For better reconstructions, try to cover objects from several and different angles, especially for thin and detailed parts of the scene. Indeed, SuGaR is able to reconstruct very thin and detailed objects, but some artifacts may appear if these thin objects are not covered enough and are visible only from one side in the training images. Detailed explanation SuGaR applies Poisson reconstruction with 3D points sampled on the parts of the surface that are visible in the training images. This visibility constraint is important to prevent sampling points on the backside of the Gaussian level sets, located behind the surface of the scene, which would produce a lot of self-collisions and many unnecessary vertices in the mesh after applying Poisson reconstruction. However, this visibility constraint also means that SuGaR cannot reconstruct parts of the surface that are not visible in the training images. If thin objects are visible only from one side in the training images, the Poisson reconstruction will try to reconstruct a closed surface, and will extend the surface of the thin objects, which produces an inaccurate mesh.

TODO: Add images illustrating such artifacts.

However, such artifacts are not visible in the hybrid representation, because the gaussian texturing gives low-opacity to these artifacts during refinement.

We already have simple ideas that could help to avoid such artifacts, such as (a) identifying new camera poses that cover parts of the surface non-visible in the training images that are likely to be on the same level set as the visible parts, and (b) adding these camera poses to the set of cameras used for sampling the points when applying Poisson reconstruction. We will update the code in a near future to include this.

Basically, if an object is very thin and covered only from one side, you can have this kind of artifacts. This is due to something very dumb: To be sure we do not reconstruct a lot of useless points inside the objects, we sample points only on the parts of the isosurface that are visible in the images.

The problem is, if the surface of a very thin object is visible only from one side in your training images, you may have artifacts on the border between visible and non-visible parts of your mesh.

I actually almost finished to implement a solution for that; The simple solution is to find virtual "camera poses" (that are not in the dataset) but that cover parts of the surface/volume that are not covered by the training images, and sample points on these parts. I'll not be able to push this in the coming days, though.

In the meantime, you have several potential solutions for that:

  1. Try to cover more parts of your objects with your capture.
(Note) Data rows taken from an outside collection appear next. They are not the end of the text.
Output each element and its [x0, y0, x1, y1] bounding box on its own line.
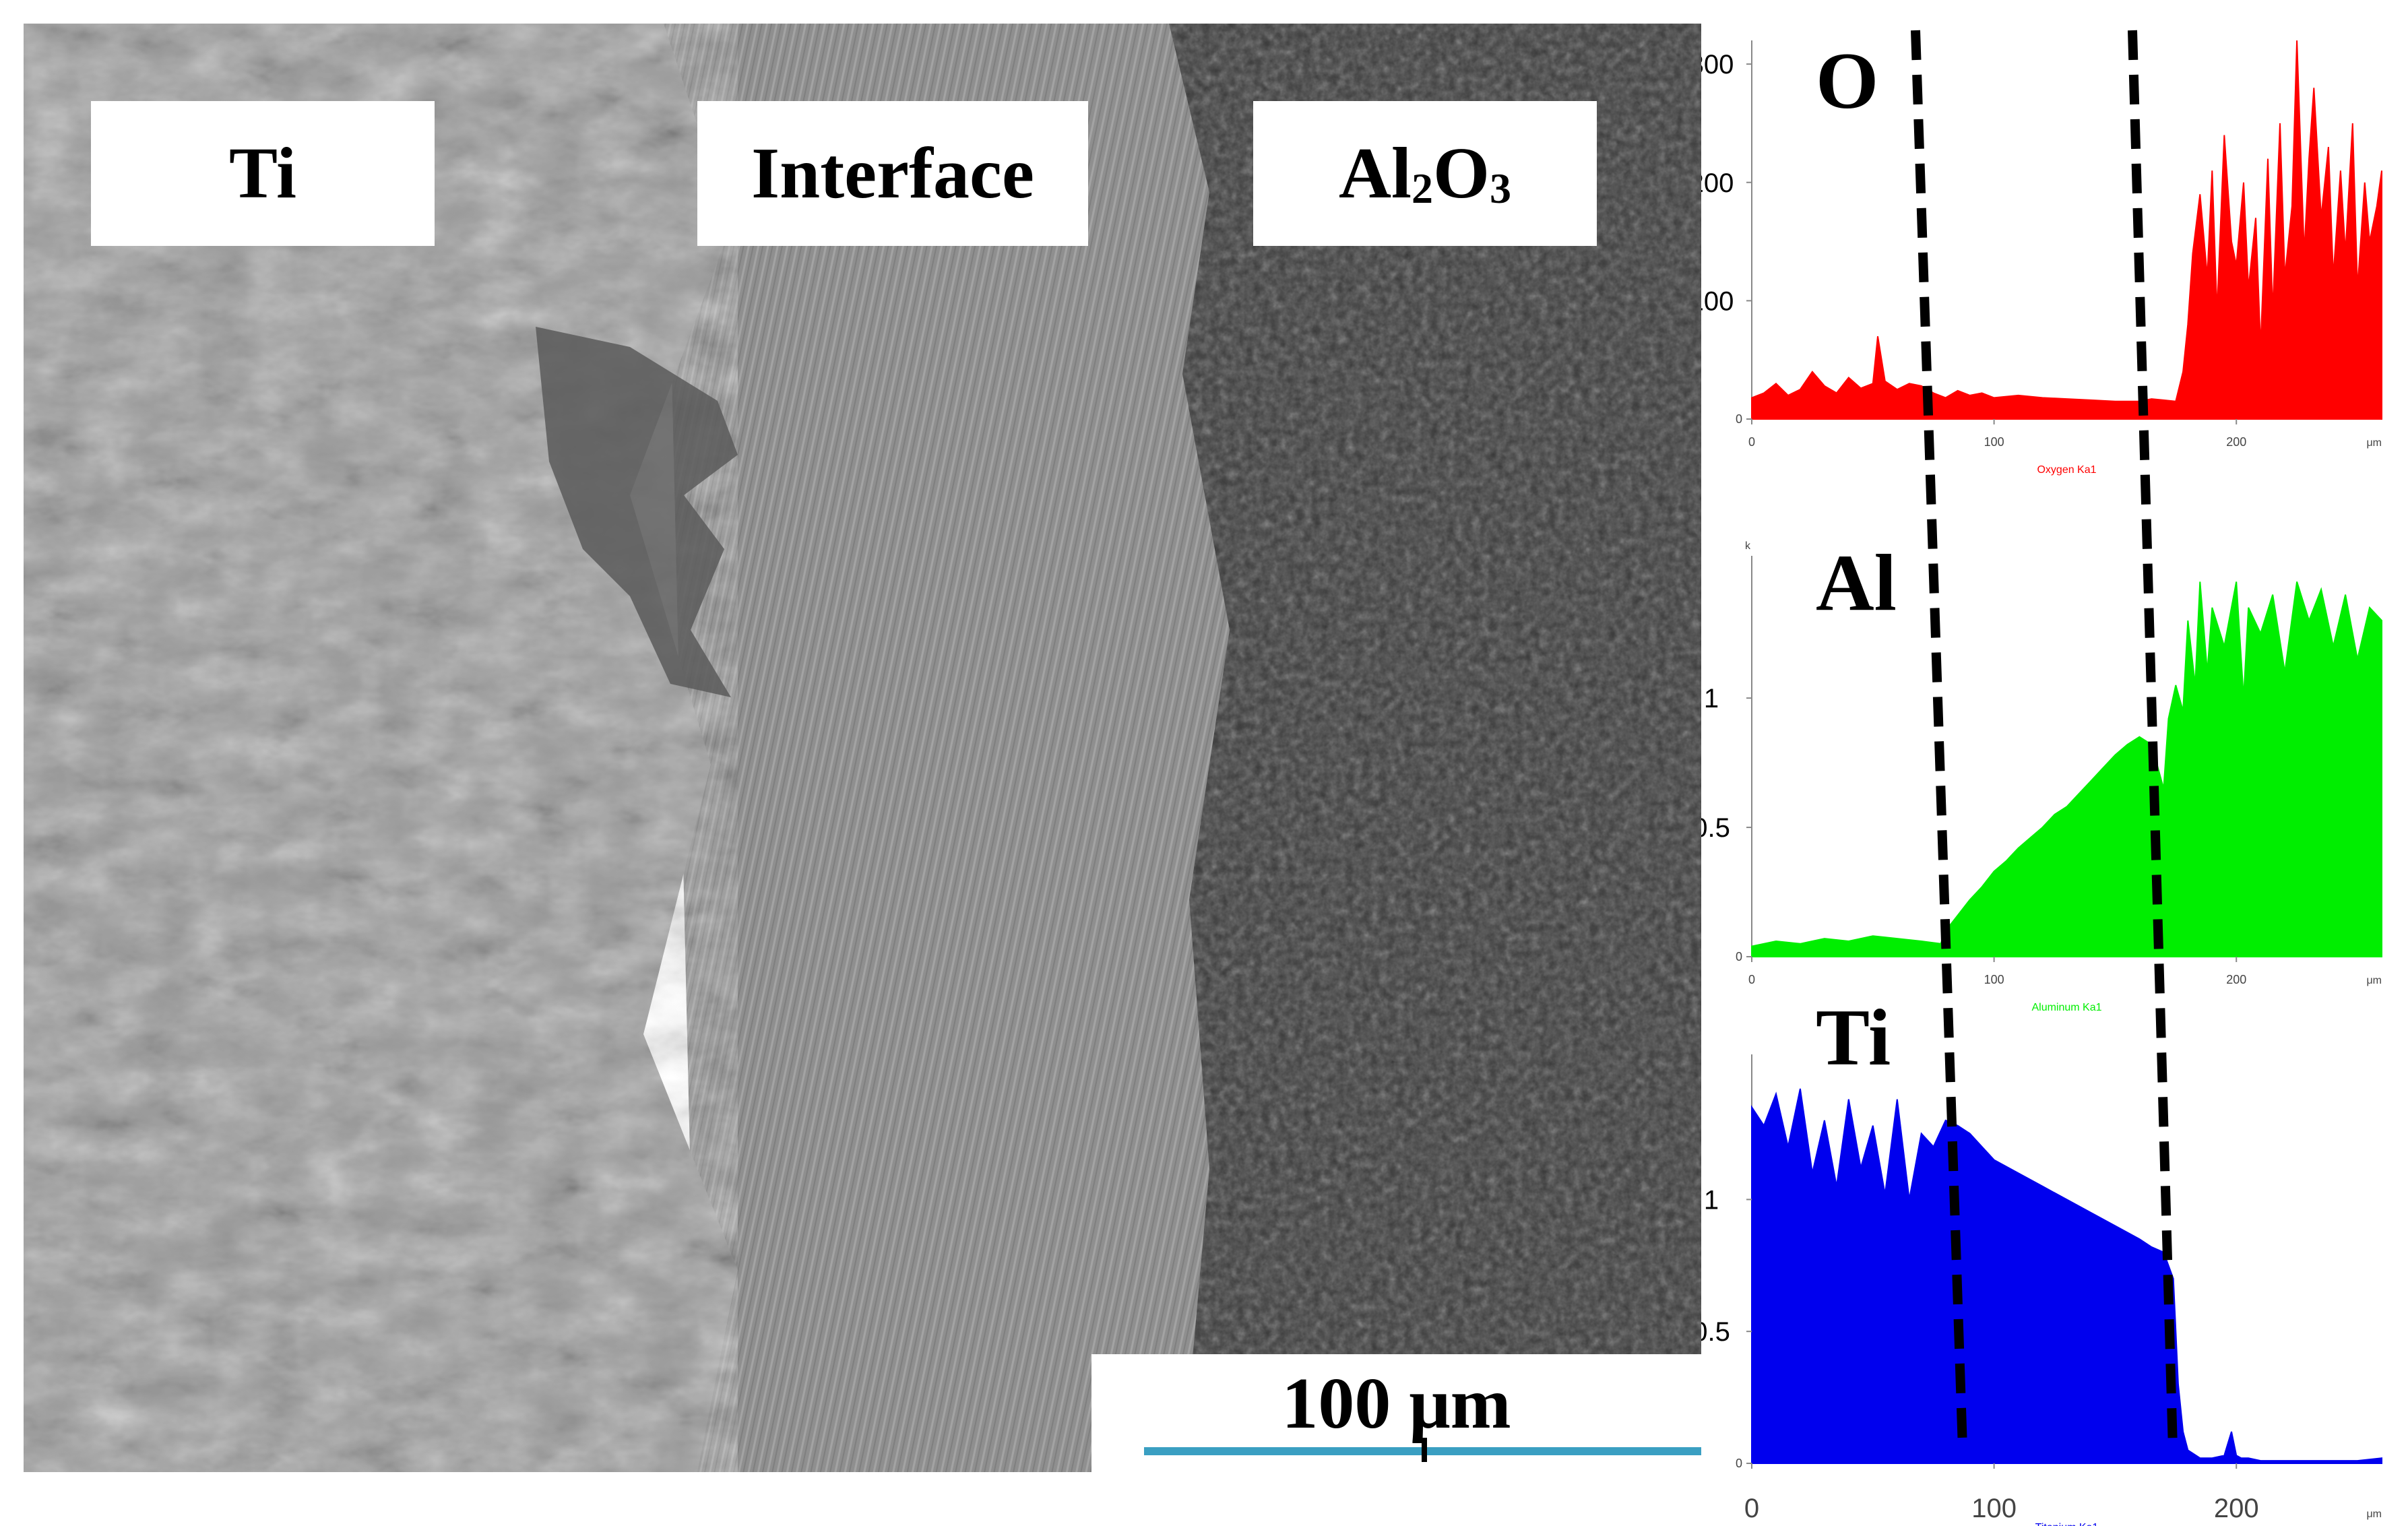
element-label-o: O	[1816, 36, 1878, 125]
y-tick-label-box	[1701, 274, 1745, 328]
x-tick-label: 100	[1984, 435, 2004, 449]
sem-micrograph	[24, 24, 1701, 1472]
region-label-al2o3: Al 2 O 3	[1253, 101, 1597, 246]
y-tick-label: 1	[1704, 684, 1719, 713]
scale-bar-tick	[1422, 1438, 1427, 1462]
element-label-ti: Ti	[1816, 992, 1891, 1082]
region-label-interface-text: Interface	[751, 133, 1034, 214]
series-caption: Aluminum Ka1	[2031, 1002, 2101, 1013]
series-area-al	[1751, 581, 2382, 957]
region-label-ti: Ti	[91, 101, 435, 246]
y-tick-label: 0.5	[1701, 813, 1730, 843]
line-scan-charts: 01001002002003003000100200μmOxygen Ka1O …	[1701, 30, 2382, 1526]
al2o3-sub-2: 2	[1411, 164, 1433, 212]
x-tick-label: 200	[2214, 1494, 2259, 1523]
y-tick-label: 100	[1701, 286, 1734, 316]
series-caption: Oxygen Ka1	[2037, 464, 2096, 476]
al2o3-al: Al	[1338, 133, 1412, 214]
x-tick-label: 0	[1748, 973, 1755, 986]
chart-titanium: 00.50.5110100200μmTitanium Ka1Ti	[1701, 992, 2382, 1526]
y-tick-label: 0.5	[1701, 1317, 1730, 1347]
x-unit-label: μm	[2366, 437, 2382, 449]
y-unit-label: k	[1745, 540, 1751, 552]
interface-region	[664, 24, 1230, 1472]
y-tick-label: 200	[1701, 168, 1734, 198]
element-label-al: Al	[1816, 538, 1897, 627]
y-tick-small-label: 0	[1736, 950, 1742, 963]
x-tick-label: 200	[2226, 435, 2246, 449]
y-tick-label-box	[1701, 37, 1745, 92]
scale-bar-label: 100 μm	[1281, 1364, 1511, 1444]
y-tick-label-box	[1701, 671, 1745, 726]
y-tick-label-box	[1701, 155, 1745, 210]
series-caption: Titanium Ka1	[2035, 1522, 2099, 1526]
x-tick-label: 200	[2226, 973, 2246, 986]
x-tick-label: 0	[1748, 435, 1755, 449]
y-tick-label: 300	[1701, 50, 1734, 80]
region-label-ti-text: Ti	[228, 133, 297, 214]
x-tick-label: 100	[1984, 973, 2004, 986]
y-tick-label: 1	[1704, 1185, 1719, 1215]
boundary-line-right	[2128, 30, 2178, 1449]
x-tick-label: 100	[1971, 1494, 2017, 1523]
boundary-lines	[1911, 30, 2178, 1449]
series-area-o	[1751, 40, 2382, 420]
al2o3-o: O	[1432, 133, 1490, 214]
y-tick-label-box	[1701, 1172, 1745, 1227]
boundary-line-left	[1911, 30, 1967, 1449]
y-tick-small-label: 0	[1736, 1457, 1742, 1470]
al2o3-sub-3: 3	[1490, 164, 1511, 212]
scale-bar-box: 100 μm	[1091, 1354, 1701, 1472]
region-label-interface: Interface	[697, 101, 1088, 246]
series-area-ti	[1751, 1088, 2382, 1464]
x-tick-label: 0	[1744, 1494, 1759, 1523]
x-unit-label: μm	[2366, 975, 2382, 986]
y-tick-label-box	[1701, 800, 1745, 855]
y-tick-small-label: 0	[1736, 412, 1742, 426]
y-tick-label-box	[1701, 1304, 1745, 1359]
x-unit-label: μm	[2366, 1508, 2382, 1520]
Doing a 360° trajectory is good, but for thin objects like leaves you should also try to move your camera up and down to be sure you cover the lower faces of the leaves. SuGaR is able to reconstruct beautiful leaves/plants, as we show with the Counter scene from the Mip-NeRF360 dataset.
  2. You can also try to pull the last changes I pushed in the code recently, and increase the parameter vertices_density_quantile at line 43 of sugar_extractors/coarse_mesh.py. This helps reducing the border artifacts.
  3. If point (2) does not work, you can also try to use the option --postprocess_mesh True with train.py. This post-processing is a dumb solution for reducing bad-looking triangles on these border artifacts. Sometimes it works well, but I don't think it is a nice solution. The solution I'm currently implementing (using additional virtual cameras for coverage) is much better in my opinion.

I hope this will resolve your concerns. Looking forward to your reply!